Parallel Data Laboratory

NASD Taxonomy

Figure 1: Evolution of storage architectures for untrusted networks and clients. Boxes are computers, horizontal lines are communication paths and vertical lines are internal and external interfaces. LAN is a local area network such as Ethernet or FDDI. PAN is a peripheral area network such as SCSI, Fibrechannel or IBM’s ESCON. SAN is an emerging system area network such as ServerNet, Myrinet, Fibrechannel or Ethernet that is common across clients, servers and devices. On the far right, a disk is capable of functions such as seek, read, write, readahead, and simple caching. The object store binds blocks into variable length objects and manages the object layout in the device storage space. The file manager provides naming, directory hierarchies, consistency, access control, and concurrency control. In NASD, storage management is done by recursion on the SAN object interface.

The Local Filesystem

Figure 1 illustrates the main alternatives for storage architecture. The simplest organization, the local filesystem (1), aggregates an application, file management (naming, directories, access control, concurrency control) and low-level storage management. Disk data makes one trip over a simple peripheral area network such as SCSI or Fibrechannel and disks offer a fixed-size block abstraction. Stand-alone computer systems use this organization.
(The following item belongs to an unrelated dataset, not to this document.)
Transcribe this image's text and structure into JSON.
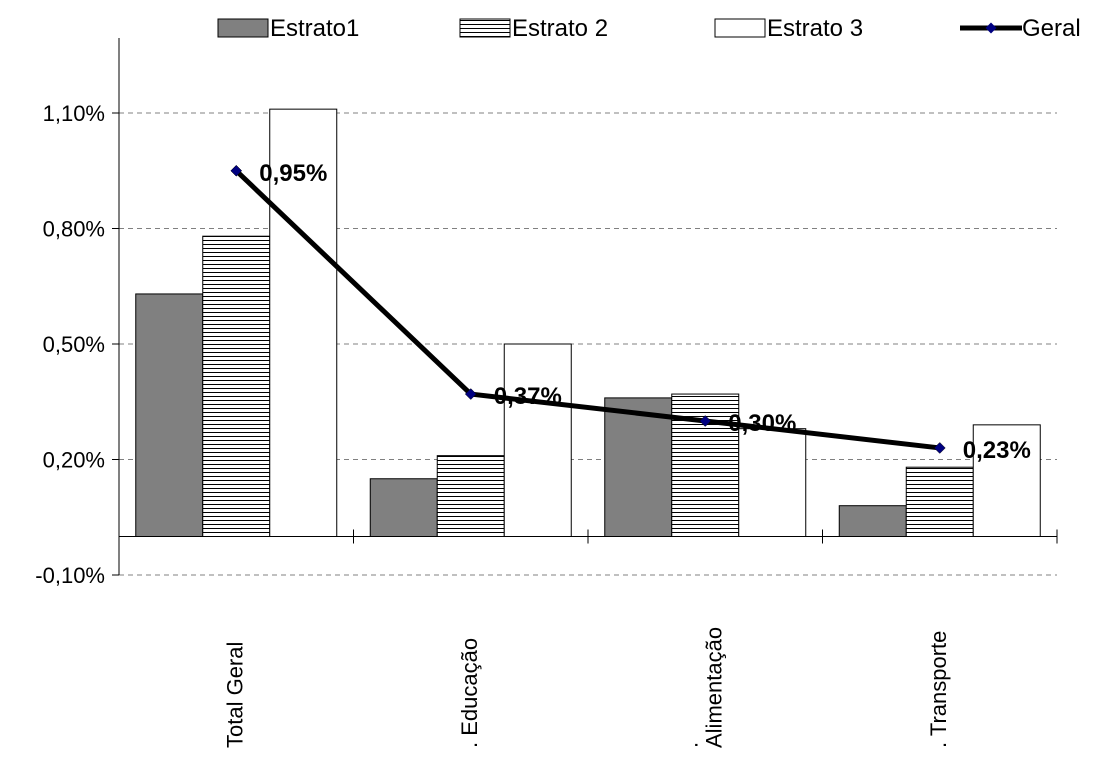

The Distributed Filesystem

To share data more effectively among many computers, an intermediate server machine is introduced (2). If the server offers a simple file access interface to clients, the organization is known as a distributed filesystem. If the server processes data on behalf of the clients, this organization is a distributed database. In this organization, data makes a second network trip to the client and the server machine can become a bottleneck, particularly since it usually serves large numbers of disks.

The Distributed Filesystem with RAID

To transparently improve storage bandwidth and reliability, many systems interpose another computer, such as a RAID controller. This organization (3) adds another peripheral network transfer and store-and-forward stage for data to traverse.

The DMA-based Distributed Filesystem

Provided that the distributed filesystem is reorganized to logically “DMA” data rather than copy it through its server, a fourth organization (4) reduces the number of network transits for data to two. This system also applies where clients are trusted to maintain filesystem metadata integrity and implement disk striping and redundancy. In this case, client caching of metadata can reduce the number of network transfers for control messages and data to two. Moreover, disks can be attached to client machines which are presumed to be independently paid for and generally idle. This eliminates additional store-and-forward cost, if clients are idle, without eliminating the copy itself.

The NASD-based Distributed Filesystem

In (5), the NASD architecture embeds the disk management functions into the device and offers a variable-length object storage interface while file managers enable repeated client accesses to specific storage objects by granting a cachable capability. Therefore, all data and most control travels across the network once and there is no expensive store-and-forward computer. Using an object interface in storage rather than a fixed-block interface shifts data layout management to the disk. Also, NASD partitions are variable-sized groupings of objects, not physical regions of disk media, enabling the total partition space to be managed easily, in a manner similar to virtual volumes or virtual disks. We also believe that specific implementations can exploit NASD’s uninterpreted filesystem-specific attribute fields to respond to higher-level capacity planning and reservation systems such as HP’s attribute-managed storage.

The NASD-Cheops based Distributed Filesystem

To offer disk striping and redundancy for NASD, we layer the NASD interface. In this organization (6), a storage manager replaces the file manager’s capability with a set of capabilities for the objects that actually make up the high-level striped object. This costs an additional control message but once equipped with these capabilities, clients again access storage objects directly. Redundancy and striping are done within the objects accessible with the client’s set of capabilities, not the physical disk addresses.